1. トップ
  2. 新着ニュース
  3. 経済
  4. ビジネス

大和ハウス役員が"終の棲家"で叶えた願望

プレジデントオンライン / 2019年2月1日 9時15分

大和ハウス工業 執行役員人事部長 能村盛隆氏

大手不動産会社の役員は、これまでどんなところに住んできて、将来どうするつもりなのか。業界のトップランナー3人に聞いた。第2回は大和ハウス工業の能村盛隆・執行役員人事部長――。(全3回)
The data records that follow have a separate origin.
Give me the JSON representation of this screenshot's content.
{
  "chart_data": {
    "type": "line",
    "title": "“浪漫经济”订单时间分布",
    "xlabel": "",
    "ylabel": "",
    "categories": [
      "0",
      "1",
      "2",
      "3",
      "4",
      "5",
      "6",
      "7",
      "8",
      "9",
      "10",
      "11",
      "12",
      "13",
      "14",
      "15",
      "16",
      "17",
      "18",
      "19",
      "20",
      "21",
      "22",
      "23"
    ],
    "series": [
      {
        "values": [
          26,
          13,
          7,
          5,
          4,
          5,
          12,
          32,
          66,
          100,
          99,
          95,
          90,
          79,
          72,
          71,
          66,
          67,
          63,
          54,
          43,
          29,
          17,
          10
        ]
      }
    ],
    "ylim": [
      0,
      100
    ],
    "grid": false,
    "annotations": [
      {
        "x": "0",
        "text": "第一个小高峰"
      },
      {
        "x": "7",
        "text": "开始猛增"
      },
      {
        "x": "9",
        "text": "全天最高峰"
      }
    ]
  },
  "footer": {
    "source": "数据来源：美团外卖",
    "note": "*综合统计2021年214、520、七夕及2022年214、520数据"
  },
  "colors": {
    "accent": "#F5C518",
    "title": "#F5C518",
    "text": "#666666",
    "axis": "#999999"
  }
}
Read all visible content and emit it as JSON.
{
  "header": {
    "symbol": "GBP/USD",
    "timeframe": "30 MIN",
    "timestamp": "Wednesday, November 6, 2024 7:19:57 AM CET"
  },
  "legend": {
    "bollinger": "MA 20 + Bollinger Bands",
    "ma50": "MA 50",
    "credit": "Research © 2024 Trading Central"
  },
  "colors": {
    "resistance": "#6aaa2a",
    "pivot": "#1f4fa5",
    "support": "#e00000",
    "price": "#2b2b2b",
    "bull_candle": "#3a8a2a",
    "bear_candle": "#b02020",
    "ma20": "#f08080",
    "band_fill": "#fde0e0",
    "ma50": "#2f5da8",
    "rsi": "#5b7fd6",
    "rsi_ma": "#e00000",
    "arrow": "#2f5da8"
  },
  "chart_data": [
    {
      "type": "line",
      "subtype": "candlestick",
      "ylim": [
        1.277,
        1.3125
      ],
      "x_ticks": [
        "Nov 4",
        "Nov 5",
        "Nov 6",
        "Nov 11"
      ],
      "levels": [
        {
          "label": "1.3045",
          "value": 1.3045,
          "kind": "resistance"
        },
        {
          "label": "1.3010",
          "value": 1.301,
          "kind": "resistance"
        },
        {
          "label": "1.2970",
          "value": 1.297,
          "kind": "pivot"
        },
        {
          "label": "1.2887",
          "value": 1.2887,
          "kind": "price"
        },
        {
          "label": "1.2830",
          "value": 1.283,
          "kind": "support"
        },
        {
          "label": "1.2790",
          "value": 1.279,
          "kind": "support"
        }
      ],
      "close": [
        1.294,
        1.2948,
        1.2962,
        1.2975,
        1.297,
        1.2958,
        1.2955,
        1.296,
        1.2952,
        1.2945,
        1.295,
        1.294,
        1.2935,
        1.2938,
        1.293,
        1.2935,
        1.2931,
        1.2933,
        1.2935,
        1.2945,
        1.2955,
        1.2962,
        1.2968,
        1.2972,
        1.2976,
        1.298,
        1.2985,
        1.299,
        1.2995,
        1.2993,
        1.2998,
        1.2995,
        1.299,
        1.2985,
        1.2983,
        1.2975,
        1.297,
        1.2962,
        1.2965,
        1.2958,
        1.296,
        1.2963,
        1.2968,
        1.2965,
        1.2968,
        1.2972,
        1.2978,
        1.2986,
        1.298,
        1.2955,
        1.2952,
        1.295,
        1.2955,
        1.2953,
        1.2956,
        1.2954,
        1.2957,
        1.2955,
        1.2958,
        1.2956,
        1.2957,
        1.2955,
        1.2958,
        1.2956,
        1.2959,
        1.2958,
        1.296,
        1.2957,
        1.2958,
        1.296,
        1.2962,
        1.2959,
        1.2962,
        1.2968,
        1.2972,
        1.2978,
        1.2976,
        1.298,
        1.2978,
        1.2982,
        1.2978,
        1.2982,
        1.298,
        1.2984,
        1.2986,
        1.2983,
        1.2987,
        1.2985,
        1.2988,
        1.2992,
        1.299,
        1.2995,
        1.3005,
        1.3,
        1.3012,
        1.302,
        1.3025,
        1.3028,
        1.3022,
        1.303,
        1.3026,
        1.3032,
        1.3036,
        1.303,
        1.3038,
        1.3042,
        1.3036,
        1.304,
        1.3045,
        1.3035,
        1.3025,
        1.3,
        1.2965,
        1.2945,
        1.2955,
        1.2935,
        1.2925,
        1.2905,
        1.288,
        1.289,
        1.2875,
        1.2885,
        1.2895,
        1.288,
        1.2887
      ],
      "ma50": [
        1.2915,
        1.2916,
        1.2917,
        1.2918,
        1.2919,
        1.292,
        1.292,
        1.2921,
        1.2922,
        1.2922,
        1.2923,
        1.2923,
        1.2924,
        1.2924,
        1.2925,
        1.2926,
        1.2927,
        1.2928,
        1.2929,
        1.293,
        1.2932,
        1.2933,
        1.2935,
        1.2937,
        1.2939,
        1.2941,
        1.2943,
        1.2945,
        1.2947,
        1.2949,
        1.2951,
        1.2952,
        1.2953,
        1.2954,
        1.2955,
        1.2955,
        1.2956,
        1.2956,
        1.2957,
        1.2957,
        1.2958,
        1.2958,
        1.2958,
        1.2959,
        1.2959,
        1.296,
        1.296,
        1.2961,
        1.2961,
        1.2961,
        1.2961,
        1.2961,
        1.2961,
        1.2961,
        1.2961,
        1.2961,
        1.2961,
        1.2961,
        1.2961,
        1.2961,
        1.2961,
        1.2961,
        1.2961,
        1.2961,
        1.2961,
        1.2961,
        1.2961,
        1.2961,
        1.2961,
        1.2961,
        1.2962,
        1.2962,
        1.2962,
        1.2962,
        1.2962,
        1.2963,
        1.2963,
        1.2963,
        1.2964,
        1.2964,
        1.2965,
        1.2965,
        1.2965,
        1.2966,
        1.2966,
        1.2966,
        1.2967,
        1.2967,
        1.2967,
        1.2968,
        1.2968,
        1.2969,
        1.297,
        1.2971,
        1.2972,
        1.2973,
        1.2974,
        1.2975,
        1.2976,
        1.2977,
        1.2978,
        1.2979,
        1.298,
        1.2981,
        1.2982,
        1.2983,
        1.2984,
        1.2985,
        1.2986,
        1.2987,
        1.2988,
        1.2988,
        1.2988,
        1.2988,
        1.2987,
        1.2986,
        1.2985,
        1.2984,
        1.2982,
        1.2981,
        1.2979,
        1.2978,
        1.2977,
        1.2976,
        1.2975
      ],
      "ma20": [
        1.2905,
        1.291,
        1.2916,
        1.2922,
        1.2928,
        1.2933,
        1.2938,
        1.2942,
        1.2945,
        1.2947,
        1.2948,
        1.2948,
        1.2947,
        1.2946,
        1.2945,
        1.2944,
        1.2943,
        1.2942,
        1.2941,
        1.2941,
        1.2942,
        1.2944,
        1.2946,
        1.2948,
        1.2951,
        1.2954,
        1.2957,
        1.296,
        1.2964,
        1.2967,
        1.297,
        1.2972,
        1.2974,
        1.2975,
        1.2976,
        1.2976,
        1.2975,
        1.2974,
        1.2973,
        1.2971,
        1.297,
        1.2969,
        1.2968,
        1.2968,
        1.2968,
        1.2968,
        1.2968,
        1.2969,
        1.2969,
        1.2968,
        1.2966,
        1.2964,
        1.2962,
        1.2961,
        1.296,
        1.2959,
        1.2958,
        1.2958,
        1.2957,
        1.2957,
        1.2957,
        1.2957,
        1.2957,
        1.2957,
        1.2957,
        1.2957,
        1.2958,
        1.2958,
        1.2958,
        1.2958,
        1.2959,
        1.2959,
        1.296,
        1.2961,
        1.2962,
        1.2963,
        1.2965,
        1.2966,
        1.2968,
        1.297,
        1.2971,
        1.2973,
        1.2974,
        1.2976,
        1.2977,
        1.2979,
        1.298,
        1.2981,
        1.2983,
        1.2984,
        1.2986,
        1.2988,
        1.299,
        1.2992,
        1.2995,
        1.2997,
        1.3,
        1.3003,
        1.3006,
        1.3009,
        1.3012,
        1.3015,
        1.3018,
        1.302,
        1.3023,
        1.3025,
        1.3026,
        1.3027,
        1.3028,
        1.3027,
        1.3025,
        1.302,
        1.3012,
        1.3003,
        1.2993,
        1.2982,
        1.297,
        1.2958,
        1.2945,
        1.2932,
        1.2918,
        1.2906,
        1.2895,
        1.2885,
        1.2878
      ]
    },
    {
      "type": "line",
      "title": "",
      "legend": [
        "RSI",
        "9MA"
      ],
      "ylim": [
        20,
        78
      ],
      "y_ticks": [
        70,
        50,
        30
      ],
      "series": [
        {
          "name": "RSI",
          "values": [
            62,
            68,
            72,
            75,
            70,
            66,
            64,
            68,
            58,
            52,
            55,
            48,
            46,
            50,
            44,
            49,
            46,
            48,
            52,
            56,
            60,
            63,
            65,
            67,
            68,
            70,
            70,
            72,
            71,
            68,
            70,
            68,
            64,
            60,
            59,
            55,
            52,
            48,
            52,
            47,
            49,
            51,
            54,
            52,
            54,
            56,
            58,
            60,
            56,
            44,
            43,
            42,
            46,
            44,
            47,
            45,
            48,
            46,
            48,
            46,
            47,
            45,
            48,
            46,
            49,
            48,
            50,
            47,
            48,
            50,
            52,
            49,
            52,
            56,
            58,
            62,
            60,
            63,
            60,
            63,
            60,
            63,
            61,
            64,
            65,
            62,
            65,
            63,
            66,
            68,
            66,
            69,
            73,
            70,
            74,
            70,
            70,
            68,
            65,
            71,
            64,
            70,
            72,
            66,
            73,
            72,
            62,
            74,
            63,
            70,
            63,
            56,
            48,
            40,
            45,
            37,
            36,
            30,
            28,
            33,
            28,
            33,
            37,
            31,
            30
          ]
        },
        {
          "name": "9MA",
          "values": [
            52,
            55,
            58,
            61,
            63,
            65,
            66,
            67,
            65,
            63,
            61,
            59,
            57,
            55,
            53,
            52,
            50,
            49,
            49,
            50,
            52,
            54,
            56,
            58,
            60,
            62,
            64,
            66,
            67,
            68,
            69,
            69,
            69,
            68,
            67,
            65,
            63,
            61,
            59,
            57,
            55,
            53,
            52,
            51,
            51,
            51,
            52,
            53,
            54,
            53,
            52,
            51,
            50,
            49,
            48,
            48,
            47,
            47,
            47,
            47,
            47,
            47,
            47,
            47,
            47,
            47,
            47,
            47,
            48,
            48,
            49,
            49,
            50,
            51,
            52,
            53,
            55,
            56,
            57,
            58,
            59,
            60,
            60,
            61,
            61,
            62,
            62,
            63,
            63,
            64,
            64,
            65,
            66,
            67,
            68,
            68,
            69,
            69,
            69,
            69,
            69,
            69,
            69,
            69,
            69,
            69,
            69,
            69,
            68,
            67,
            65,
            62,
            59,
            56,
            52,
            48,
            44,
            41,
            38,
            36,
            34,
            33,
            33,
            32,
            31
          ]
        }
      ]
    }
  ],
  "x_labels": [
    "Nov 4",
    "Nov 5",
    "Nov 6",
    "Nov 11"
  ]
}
※本稿は、「プレジデント」(2018年12月3日号)の掲載記事を再編集したものです。

53歳で購入を決意した終の棲家
DATA●兵庫県神戸市●2階建て

■お酒の席で、住み替えを決めた2年前の夏

神戸に家を建てたのは、2016年の夏にわが社の神戸支社長とお酒を飲んだのがきっかけでした。
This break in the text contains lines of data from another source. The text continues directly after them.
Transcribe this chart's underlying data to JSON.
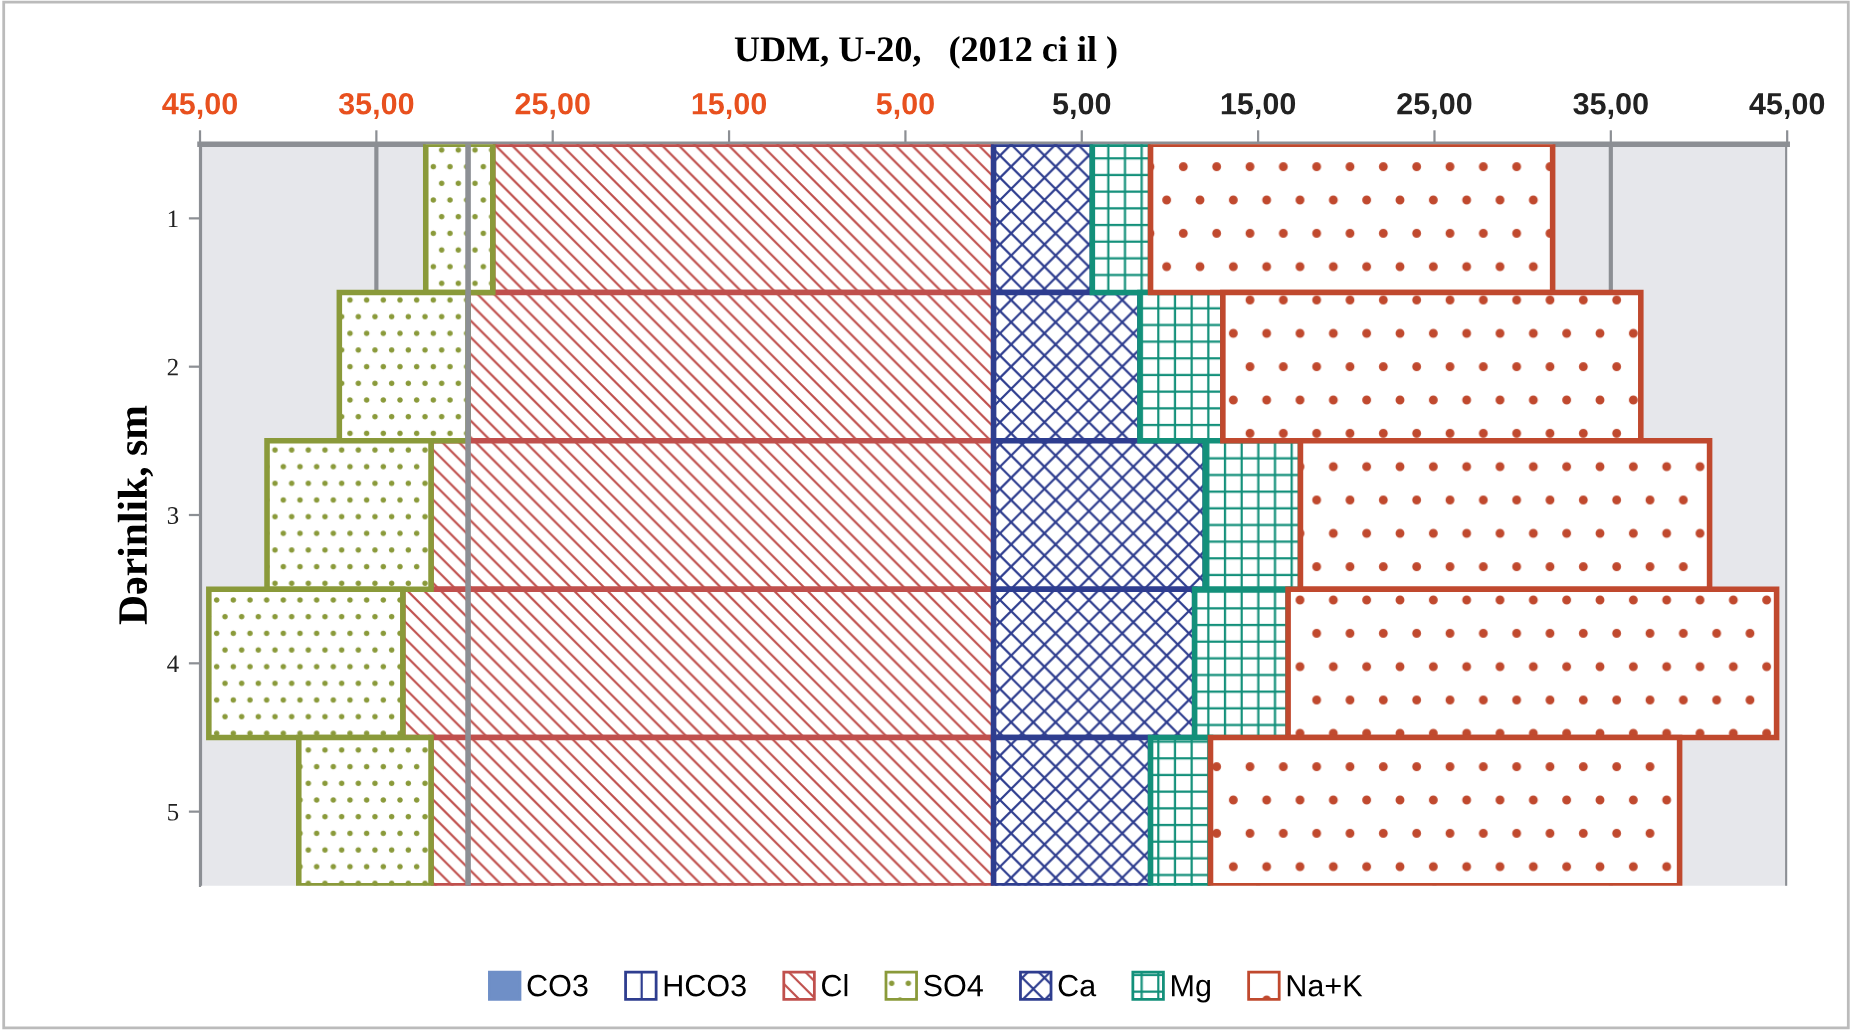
{
  "chart_data": {
    "type": "bar",
    "orientation": "horizontal",
    "stacked": true,
    "title": "UDM, U-20,   (2012 ci il )",
    "ylabel": "Dərinlik, sm",
    "categories": [
      "1",
      "2",
      "3",
      "4",
      "5"
    ],
    "series": [
      {
        "name": "CO3",
        "color": "#6f8fc7",
        "values": [
          0,
          0,
          0,
          0,
          0
        ]
      },
      {
        "name": "HCO3",
        "color": "#2e3d8f",
        "values": [
          null,
          null,
          null,
          null,
          null
        ]
      },
      {
        "name": "Cl",
        "color": "#c0504d",
        "values": [
          -28.4,
          -29.8,
          -31.9,
          -33.5,
          -31.9
        ]
      },
      {
        "name": "SO4",
        "color": "#8a9a3a",
        "values": [
          -3.8,
          -7.3,
          -9.3,
          -11.0,
          -7.5
        ]
      },
      {
        "name": "Ca",
        "color": "#2e3d8f",
        "values": [
          5.6,
          8.3,
          12.0,
          11.4,
          8.9
        ]
      },
      {
        "name": "Mg",
        "color": "#13907a",
        "values": [
          3.3,
          4.7,
          5.4,
          5.3,
          3.4
        ]
      },
      {
        "name": "Na+K",
        "color": "#c0492e",
        "values": [
          22.8,
          23.7,
          23.2,
          27.7,
          26.6
        ]
      }
    ],
    "xlim": [
      -45,
      45
    ],
    "xticks": [
      {
        "value": -45,
        "label": "45,00"
      },
      {
        "value": -35,
        "label": "35,00"
      },
      {
        "value": -25,
        "label": "25,00"
      },
      {
        "value": -15,
        "label": "15,00"
      },
      {
        "value": -5,
        "label": "5,00"
      },
      {
        "value": 5,
        "label": "5,00"
      },
      {
        "value": 15,
        "label": "15,00"
      },
      {
        "value": 25,
        "label": "25,00"
      },
      {
        "value": 35,
        "label": "35,00"
      },
      {
        "value": 45,
        "label": "45,00"
      }
    ],
    "ref_lines": [
      {
        "axis": "x",
        "value": -29.8,
        "color": "#8c8f94"
      }
    ],
    "grid": "x",
    "legend": "bottom"
  }
}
ふとした話の流れで、「自分もいつかは家を建てたいですね」と呟いたところ、さっそく翌日、支社長自ら土地と建物のプランを持ってきてくれたのです。お酒の勢いの一言でしたが、あの夜がなければ、53歳でこの家を建てることはなかったと思います。

私のこれまでの家の遍歴をお話ししますと、山口県にある一軒家の実家で育ち、就職してすぐは、会社の寮で3年間を過ごしました。結婚してからは西宮にある2DKの賃貸マンションに住み、子どもができて、神戸にできた七十数平米の3LDKの分譲中古マンションを買いました。ところが、その翌年に阪神・淡路大震災が起き、購入時の半額ほどに値崩れしたため、売るに売れず、結局16年までの22年間も、そこに家族4人で住み続けました。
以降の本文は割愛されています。